Dutch director Guido van der Werve presented his autobiographical documentary The Breath of Life as a world premiere in the Tiger Competition at International Film Festival Rotterdam. We talked to him about his biking accident that changed his life, enabled him to process traumas from the past and, at the same time, allowed him to embrace the future. The director also told us how he searched for a more universal approach to the topic, which the audience would be able to relate to.

Cineuropa: Could you explain the Dutch title of the film, Nummer achttien (lit. “Number 18”)?
Guido van der Werve: It has a very simple meaning: this is the 18th film that I have made. I started numbering my works when I made my graduation film. I have always been interested in mathematics. The title is therefore not that important; it's usually the subtitles that matter more.

Why did you want to make this film? Did it help you process your experience?
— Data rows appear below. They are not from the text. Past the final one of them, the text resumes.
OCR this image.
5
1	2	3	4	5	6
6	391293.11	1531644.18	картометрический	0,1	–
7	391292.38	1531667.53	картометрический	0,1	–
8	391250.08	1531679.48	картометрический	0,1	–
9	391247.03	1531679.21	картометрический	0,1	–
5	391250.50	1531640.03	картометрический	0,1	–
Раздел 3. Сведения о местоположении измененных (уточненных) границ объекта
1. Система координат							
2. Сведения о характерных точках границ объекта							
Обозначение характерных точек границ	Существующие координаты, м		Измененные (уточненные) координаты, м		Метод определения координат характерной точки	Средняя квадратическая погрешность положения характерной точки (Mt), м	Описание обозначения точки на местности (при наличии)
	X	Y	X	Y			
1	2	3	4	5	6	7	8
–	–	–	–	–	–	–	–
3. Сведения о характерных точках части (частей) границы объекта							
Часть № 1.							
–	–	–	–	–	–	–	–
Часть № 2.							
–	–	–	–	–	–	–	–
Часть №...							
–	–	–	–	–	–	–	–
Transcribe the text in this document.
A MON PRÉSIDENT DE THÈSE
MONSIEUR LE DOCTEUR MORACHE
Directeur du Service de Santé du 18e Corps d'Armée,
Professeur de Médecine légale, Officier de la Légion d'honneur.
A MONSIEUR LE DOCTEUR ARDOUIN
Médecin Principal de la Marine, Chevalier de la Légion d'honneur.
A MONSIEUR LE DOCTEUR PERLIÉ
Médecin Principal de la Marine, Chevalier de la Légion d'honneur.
I always keep my work very close to myself – usually, my films are a mirror of myself. After the accident, when I regained consciousness, I was wondering about what I could do next. People who knew me, also from my professional circle, kept asking questions about what happened. So I had this drive to make a movie about it, rather than being forced to tell the same story again and again. During my rehabilitation, I also realised the scale of what had happened. The doctors told me that I should be very happy that I had survived, since 99% of people would have died in such an accident. My cameraman then started to come to the rehab centre, at the end of 2016, and we began documenting everything. While I was thinking about my life in this situation, many moments from my childhood came back to me. Then, I realised that I had been over-compensating a lot during my life because of something that I would call an inferiority complex. I processed my childhood traumas in the film.